Preserving Our Past, Capitalizing on the Present, Embracing the Future

Captain Gussie M. Jones, AN

© Constance J. Moore
Colonel, ANC (Retired), ANCA Historian

  Captain Gussie M. Jones, ANThe 2009 Army Nurse Corps Scholarships were named in honor of Captain Gussie M. Jones, who died of non-battle-related causes when assigned to the 31st Combat Support Hospital, in Baghdad, Iraq, on 7 March 2004. She was the first African-American Army Nurse to die while assigned to duty in a theater of operations.

Captain Jones had a fifteen-year Army career, serving as an enlisted Soldier for ten years and an officer for five years. When she enlisted in the Army in 1988, she worked as a personnel specialist, earning the rank of sergeant. In 1996, she entered the Army Enlisted Commissioning Program to obtain a Bachelor of Science in Nursing. Captain Jones graduated from Syracuse University and was commissioned as Army Nurse Corps officer in 1998.

 Her first assignment was Brooke Army Medical Center, Fort Sam Houston, San Antonio, Texas, from 1998 to 2002. She worked on several medical, surgical and ambulatory care units. After attending an Intensive Care Course, she was moved to William Beaumont Army Medical Center, Fort Bliss, El Paso, Texas. She served in the Intensive Care Unit, handling a wide range of critically ill trauma, pediatrics, medical and surgical patients.

 Captain Jones with colleague in IraqIn January 2004 Captain Jones volunteered to serve overseas in support of Operation Iraqi Freedom, deploying with the 31st Combat Support Hospital to the unit in Balad, Iraq. She toiled numerous hours in the intensive care unit to provide the best care to service members, civilian casualties and enemy combatant patients. When the other unit of the 31st Combat Support Hospital located in Baghdad was experiencing significant personnel shortages, she volunteered to work there in February 2004. Tired after a busy work schedule, on 7 March 2004 she complained of feeling faint and dehydrated. Captain Gussie Jones died in her own hospital, after losing consciousness and suffering cardiac arrest.

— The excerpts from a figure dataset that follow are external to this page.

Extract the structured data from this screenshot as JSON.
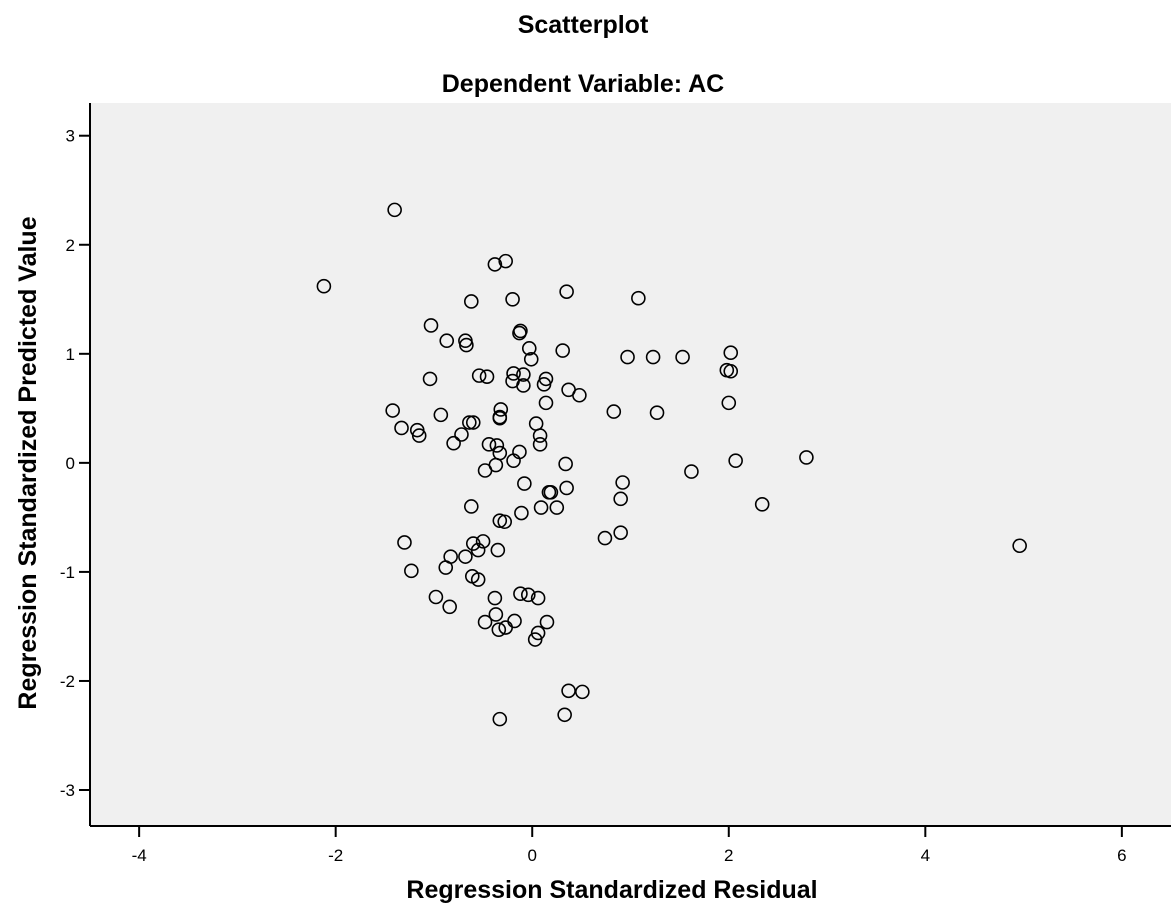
{
  "chart_data": {
    "type": "scatter",
    "title": "Scatterplot",
    "subtitle": "Dependent Variable: AC",
    "xlabel": "Regression Standardized Residual",
    "ylabel": "Regression Standardized Predicted Value",
    "xlim": [
      -4.5,
      6.5
    ],
    "ylim": [
      -3.33,
      3.3
    ],
    "xticks": [
      -4,
      -2,
      0,
      2,
      4,
      6
    ],
    "yticks": [
      -3,
      -2,
      -1,
      0,
      1,
      2,
      3
    ],
    "xtick_labels": [
      "-4",
      "-2",
      "0",
      "2",
      "4",
      "6"
    ],
    "ytick_labels": [
      "-3",
      "-2",
      "-1",
      "0",
      "1",
      "2",
      "3"
    ],
    "grid": false,
    "background_color": "#f0f0f0",
    "marker": "open-circle",
    "marker_color": "#000000",
    "points": [
      [
        -1.4,
        2.32
      ],
      [
        -2.12,
        1.62
      ],
      [
        -0.38,
        1.82
      ],
      [
        -0.27,
        1.85
      ],
      [
        -0.62,
        1.48
      ],
      [
        -0.2,
        1.5
      ],
      [
        0.35,
        1.57
      ],
      [
        1.08,
        1.51
      ],
      [
        -1.03,
        1.26
      ],
      [
        -0.12,
        1.21
      ],
      [
        -0.13,
        1.19
      ],
      [
        -0.87,
        1.12
      ],
      [
        -0.68,
        1.12
      ],
      [
        -0.67,
        1.08
      ],
      [
        -0.03,
        1.05
      ],
      [
        0.31,
        1.03
      ],
      [
        -0.01,
        0.95
      ],
      [
        0.97,
        0.97
      ],
      [
        1.23,
        0.97
      ],
      [
        1.53,
        0.97
      ],
      [
        2.02,
        1.01
      ],
      [
        1.98,
        0.85
      ],
      [
        2.02,
        0.84
      ],
      [
        -1.04,
        0.77
      ],
      [
        -0.54,
        0.8
      ],
      [
        -0.46,
        0.79
      ],
      [
        -0.19,
        0.82
      ],
      [
        -0.2,
        0.75
      ],
      [
        -0.09,
        0.81
      ],
      [
        -0.09,
        0.71
      ],
      [
        0.14,
        0.77
      ],
      [
        0.12,
        0.72
      ],
      [
        0.37,
        0.67
      ],
      [
        0.48,
        0.62
      ],
      [
        2.0,
        0.55
      ],
      [
        0.14,
        0.55
      ],
      [
        -1.42,
        0.48
      ],
      [
        -0.32,
        0.49
      ],
      [
        -0.33,
        0.42
      ],
      [
        -0.33,
        0.41
      ],
      [
        0.83,
        0.47
      ],
      [
        1.27,
        0.46
      ],
      [
        -0.93,
        0.44
      ],
      [
        -0.64,
        0.37
      ],
      [
        -0.6,
        0.37
      ],
      [
        0.04,
        0.36
      ],
      [
        -1.33,
        0.32
      ],
      [
        -1.17,
        0.3
      ],
      [
        -1.15,
        0.25
      ],
      [
        -0.72,
        0.26
      ],
      [
        0.08,
        0.25
      ],
      [
        -0.8,
        0.18
      ],
      [
        -0.44,
        0.17
      ],
      [
        -0.36,
        0.16
      ],
      [
        0.08,
        0.17
      ],
      [
        -0.33,
        0.09
      ],
      [
        -0.13,
        0.1
      ],
      [
        -0.19,
        0.02
      ],
      [
        -0.37,
        -0.02
      ],
      [
        -0.48,
        -0.07
      ],
      [
        0.34,
        -0.01
      ],
      [
        2.07,
        0.02
      ],
      [
        2.79,
        0.05
      ],
      [
        1.62,
        -0.08
      ],
      [
        -0.08,
        -0.19
      ],
      [
        0.35,
        -0.23
      ],
      [
        0.19,
        -0.27
      ],
      [
        0.17,
        -0.27
      ],
      [
        0.92,
        -0.18
      ],
      [
        0.9,
        -0.33
      ],
      [
        2.34,
        -0.38
      ],
      [
        -0.62,
        -0.4
      ],
      [
        0.09,
        -0.41
      ],
      [
        0.25,
        -0.41
      ],
      [
        -0.11,
        -0.46
      ],
      [
        -0.33,
        -0.53
      ],
      [
        -0.28,
        -0.54
      ],
      [
        0.9,
        -0.64
      ],
      [
        0.74,
        -0.69
      ],
      [
        -1.3,
        -0.73
      ],
      [
        -0.6,
        -0.74
      ],
      [
        -0.5,
        -0.72
      ],
      [
        -0.35,
        -0.8
      ],
      [
        -0.55,
        -0.8
      ],
      [
        -0.83,
        -0.86
      ],
      [
        -0.68,
        -0.86
      ],
      [
        -0.88,
        -0.96
      ],
      [
        -1.23,
        -0.99
      ],
      [
        -0.61,
        -1.04
      ],
      [
        -0.55,
        -1.07
      ],
      [
        -0.98,
        -1.23
      ],
      [
        -0.38,
        -1.24
      ],
      [
        -0.12,
        -1.2
      ],
      [
        -0.04,
        -1.21
      ],
      [
        0.06,
        -1.24
      ],
      [
        -0.84,
        -1.32
      ],
      [
        -0.37,
        -1.39
      ],
      [
        -0.48,
        -1.46
      ],
      [
        -0.18,
        -1.45
      ],
      [
        0.15,
        -1.46
      ],
      [
        -0.27,
        -1.51
      ],
      [
        -0.34,
        -1.53
      ],
      [
        0.06,
        -1.56
      ],
      [
        0.03,
        -1.62
      ],
      [
        0.37,
        -2.09
      ],
      [
        0.51,
        -2.1
      ],
      [
        0.33,
        -2.31
      ],
      [
        -0.33,
        -2.35
      ],
      [
        4.96,
        -0.76
      ]
    ]
  }
}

 Captain Jones was raised in Palestine, Arkansas. She was one of eight children whose parents died before she left home. Siblings describe that they all pulled together and helped each grow up. Captain Jones saw education as a way out of poverty. "My daughter says 'I'm Aunt Gussie's favorite niece.' But everybody thought they were Aunt Gussie's favorite niece because that's the way she made them feel," Wanda McDaniel said of her sister. Captain Jones had a strong faith in God and throughout her life was active in church.  

Funeral services were held for her on 15 March 2004 at Saint Mark Baptist Church, Little Rock, Arkansas. Captain Jones was buried in the Arkansas State Veterans Cemetery. Several memorials for her were created in 2005. The Intensive Care Unit at William Beaumont Army Medical Center has been renamed in her honor. In Baghdad, Iraq, a building called Jones Hall was dedicated to her.